The Treaty of Lisbon provides for a five-year transitional period after which the infringement powers of the European Commission and the jurisdiction of the European Court of Justice (ECJ) will apply to all unamended police and criminal justice instruments adopted under the pre-Lisbon 'third pillar' arrangements. The transitional period began on 1 December 2009 and will end on 30 November 2014. The UK has until 31 May 2014 to choose whether to accept the application of the Commission's infringement powers and jurisdiction of the ECJ over this body of instruments or to opt out of them entirely, in which case they will cease to apply to the UK on 1 December 2014.

Parliament should have the right to give its view on a decision of such importance. The Government therefore commits to a vote in both Houses of Parliament before it makes a formal decision on whether it wishes to opt-out. The Government will conduct further consultations on the arrangements for this vote, in particular with the European Scrutiny Committees, and the Commons and Lords Home Affairs and Justice Select Committees and a further announcement will be made in due course.

The Government is fully committed to rigorous Parliamentary scrutiny of opt-in and Schengen opt-out decisions in relation to new proposals from the Commission. The Government will continue to honour the arrangements that are currently in place following the undertakings of the then Government Minister, Baroness Ashton, for enhanced Parliamentary scrutiny of JHA opt-in decisions. The Government will also will undertake to extend scrutiny of opt-in decisions with the following commitments.

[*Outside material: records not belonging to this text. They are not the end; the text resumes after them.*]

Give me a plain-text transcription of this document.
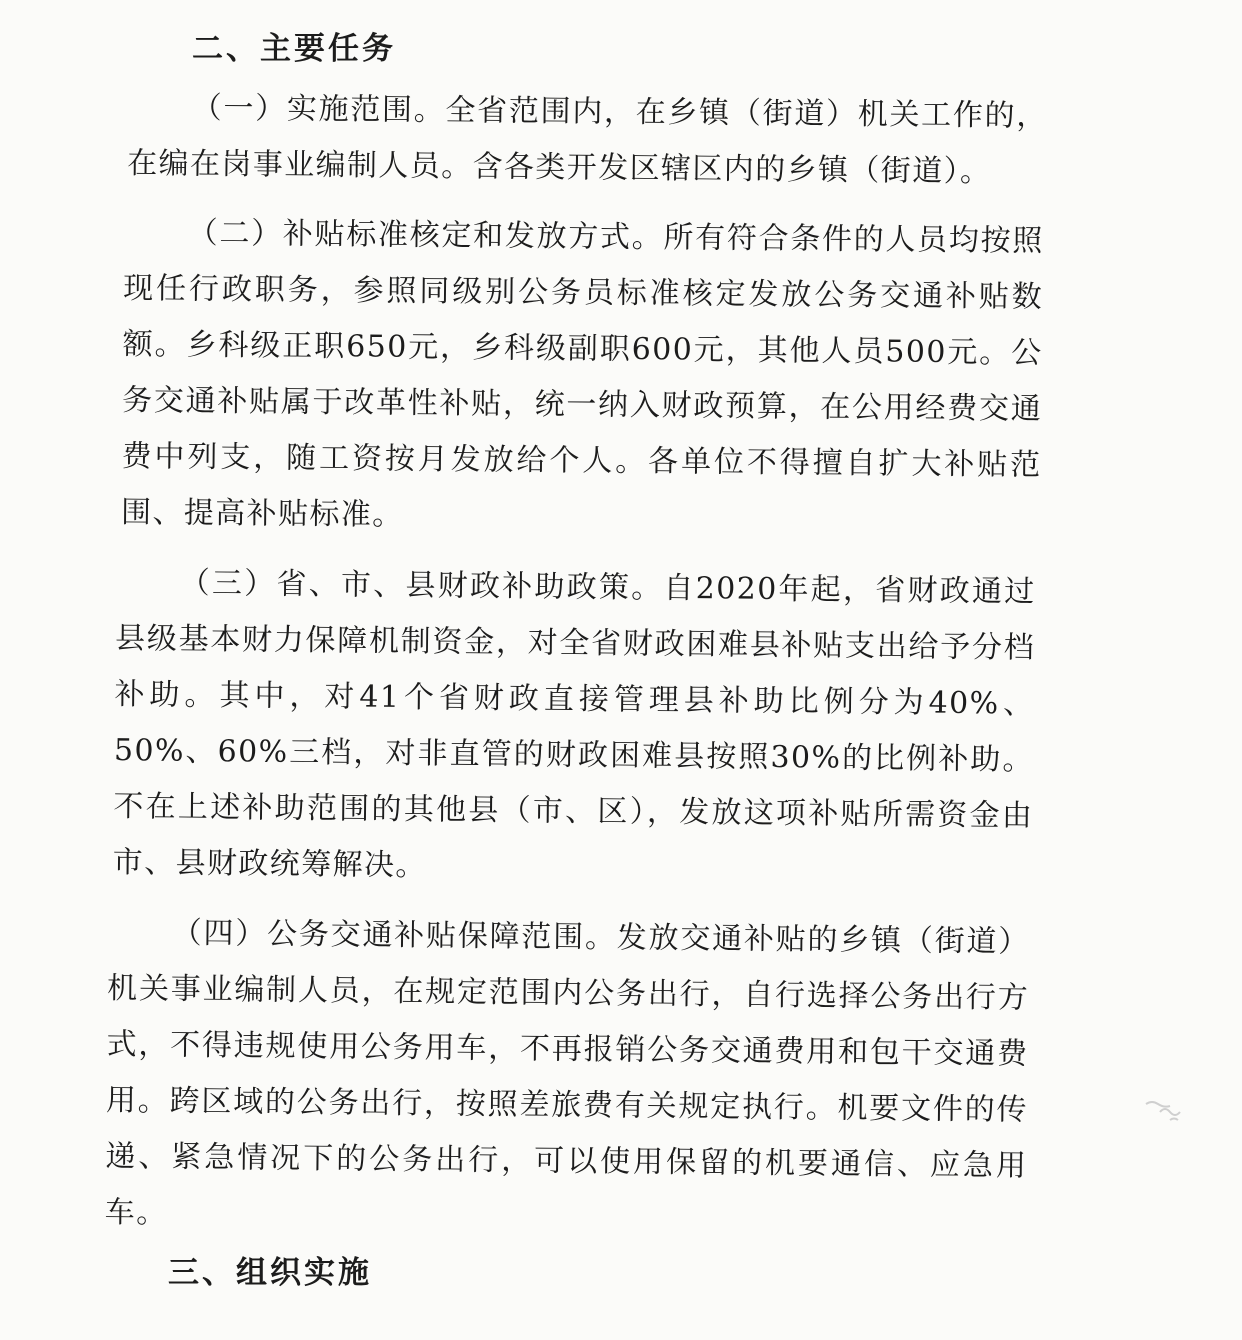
二、主要任务

（一）实施范围。全省范围内，在乡镇（街道）机关工作的，在编在岗事业编制人员。含各类开发区辖区内的乡镇（街道）。

（二）补贴标准核定和发放方式。所有符合条件的人员均按照现任行政职务，参照同级别公务员标准核定发放公务交通补贴数额。乡科级正职650元，乡科级副职600元，其他人员500元。公务交通补贴属于改革性补贴，统一纳入财政预算，在公用经费交通费中列支，随工资按月发放给个人。各单位不得擅自扩大补贴范围、提高补贴标准。

（三）省、市、县财政补助政策。自2020年起，省财政通过县级基本财力保障机制资金，对全省财政困难县补贴支出给予分档补助。其中，对41个省财政直接管理县补助比例分为40%、50%、60%三档，对非直管的财政困难县按照30%的比例补助。不在上述补助范围的其他县（市、区），发放这项补贴所需资金由市、县财政统筹解决。

（四）公务交通补贴保障范围。发放交通补贴的乡镇（街道）机关事业编制人员，在规定范围内公务出行，自行选择公务出行方式，不得违规使用公务用车，不再报销公务交通费用和包干交通费用。跨区域的公务出行，按照差旅费有关规定执行。机要文件的传递、紧急情况下的公务出行，可以使用保留的机要通信、应急用车。

三、组织实施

Firstly, following the existing process of Parliamentary scrutiny of all JHA measures under Title V of the Treaty on the Functioning of the European Union (TFEU), the Government commits to make a written statement to Parliament on each opt-in decision to ensure that Parliament is fully informed of the Government's decision and of the reasons why it believes its decision is in the national interest. Where appropriate and necessary, this statement may be made orally to Parliament.

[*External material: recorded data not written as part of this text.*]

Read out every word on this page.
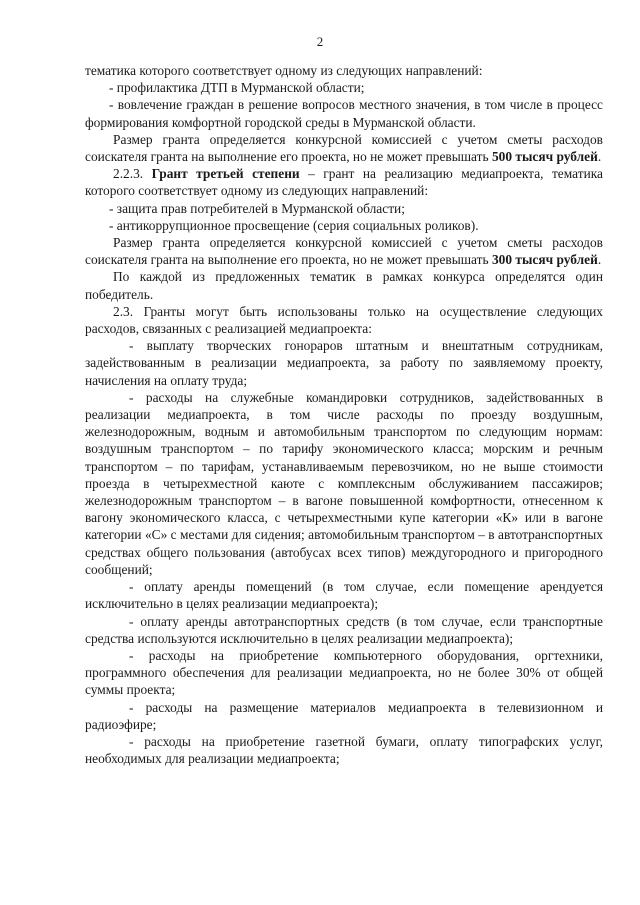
2

тематика которого соответствует одному из следующих направлений:

- профилактика ДТП в Мурманской области;

- вовлечение граждан в решение вопросов местного значения, в том числе в процесс формирования комфортной городской среды в Мурманской области.

Размер гранта определяется конкурсной комиссией с учетом сметы расходов соискателя гранта на выполнение его проекта, но не может превышать 500 тысяч рублей.

2.2.3. Грант третьей степени – грант на реализацию медиапроекта, тематика которого соответствует одному из следующих направлений:

- защита прав потребителей в Мурманской области;

- антикоррупционное просвещение (серия социальных роликов).

Размер гранта определяется конкурсной комиссией с учетом сметы расходов соискателя гранта на выполнение его проекта, но не может превышать 300 тысяч рублей.

По каждой из предложенных тематик в рамках конкурса определятся один победитель.

2.3. Гранты могут быть использованы только на осуществление следующих расходов, связанных с реализацией медиапроекта:

- выплату творческих гонораров штатным и внештатным сотрудникам, задействованным в реализации медиапроекта, за работу по заявляемому проекту, начисления на оплату труда;

- расходы на служебные командировки сотрудников, задействованных в реализации медиапроекта, в том числе расходы по проезду воздушным, железнодорожным, водным и автомобильным транспортом по следующим нормам: воздушным транспортом – по тарифу экономического класса; морским и речным транспортом – по тарифам, устанавливаемым перевозчиком, но не выше стоимости проезда в четырехместной каюте с комплексным обслуживанием пассажиров; железнодорожным транспортом – в вагоне повышенной комфортности, отнесенном к вагону экономического класса, с четырехместными купе категории «К» или в вагоне категории «С» с местами для сидения; автомобильным транспортом – в автотранспортных средствах общего пользования (автобусах всех типов) междугородного и пригородного сообщений;

- оплату аренды помещений (в том случае, если помещение арендуется исключительно в целях реализации медиапроекта);

- оплату аренды автотранспортных средств (в том случае, если транспортные средства используются исключительно в целях реализации медиапроекта);

- расходы на приобретение компьютерного оборудования, оргтехники, программного обеспечения для реализации медиапроекта, но не более 30% от общей суммы проекта;

- расходы на размещение материалов медиапроекта в телевизионном и радиоэфире;

- расходы на приобретение газетной бумаги, оплату типографских услуг, необходимых для реализации медиапроекта;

Secondly, the Government urges the Committees to take full advantage of their existing right to call a debate on an amendable motion on any opt-in decision and expresses its willingness to participate in these debates to ensure full transparency and accountability of opt-in decisions.

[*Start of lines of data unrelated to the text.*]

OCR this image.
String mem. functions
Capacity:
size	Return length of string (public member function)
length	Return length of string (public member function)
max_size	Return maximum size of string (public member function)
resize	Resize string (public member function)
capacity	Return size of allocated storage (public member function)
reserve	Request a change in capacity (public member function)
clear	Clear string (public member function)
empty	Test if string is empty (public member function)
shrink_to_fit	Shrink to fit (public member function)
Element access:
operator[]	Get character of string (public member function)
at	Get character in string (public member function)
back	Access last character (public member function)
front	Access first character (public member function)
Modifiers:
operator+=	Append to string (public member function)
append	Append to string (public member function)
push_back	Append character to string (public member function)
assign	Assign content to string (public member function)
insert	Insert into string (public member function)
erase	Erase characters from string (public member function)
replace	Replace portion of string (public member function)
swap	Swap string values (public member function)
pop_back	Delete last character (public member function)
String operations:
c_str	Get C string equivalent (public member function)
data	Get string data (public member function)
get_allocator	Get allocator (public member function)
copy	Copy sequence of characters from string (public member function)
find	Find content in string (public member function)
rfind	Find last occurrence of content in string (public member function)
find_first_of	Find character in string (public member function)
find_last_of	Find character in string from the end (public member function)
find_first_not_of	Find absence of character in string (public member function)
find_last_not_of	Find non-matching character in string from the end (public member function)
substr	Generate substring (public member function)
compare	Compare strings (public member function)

Thirdly, in circumstances where there is particularly strong Parliamentary interest in the Government's decision on whether or not to opt in to such a measure, the Government expresses its willingness to set aside Government time for a debate in both Houses on the basis of a motion on the Government's recommended approach on the opt-in. The precise details of these arrangements to allow such debates and the circumstances in which Government time would be set aside will be the subject of further consultation with the European Scrutiny Committees, Business Managers and the Commons and Lords Home Affairs and Justice Select Committees. These discussions will also need to determine how arrangements would operate during periods of parliamentary recess and dissolution of Parliament. However, the Government believes that as a general rule, it would be appropriate to do so in circumstances where it proposes to opt in to a measure which would have a substantial impact on the United Kingdom's criminal or civil law, our national security, civil liberties or immigration policy. The Government will also put in place analogous arrangements for parliamentary scrutiny of decisions to opt-out of measures under the Schengen Protocol.

As currently, the Government will not override the scrutiny process unless an earlier opt-in decision is essential. Where the Government considers an early opt-in to be necessary, it will explain its reasons to Parliament through the statement set out above. In these circumstances, it would usually be appropriate for the statement to be made orally.

The Government is committed to strengthening its engagement with Parliament on all European Union business as part of our wider work to reduce the democratic deficit over EU matters. It will review the arrangements for engagement on EU issues in consultation with Parliament, and make a further announcement in due course.

These measures will significantly strengthen Parliament's oversight of EU Justice and Home Affairs matters and make the Government more accountable for the decisions it makes in the EU.

I have discussed the terms of this statement with the Home Secretary and the Justice Secretary who agree with its contents.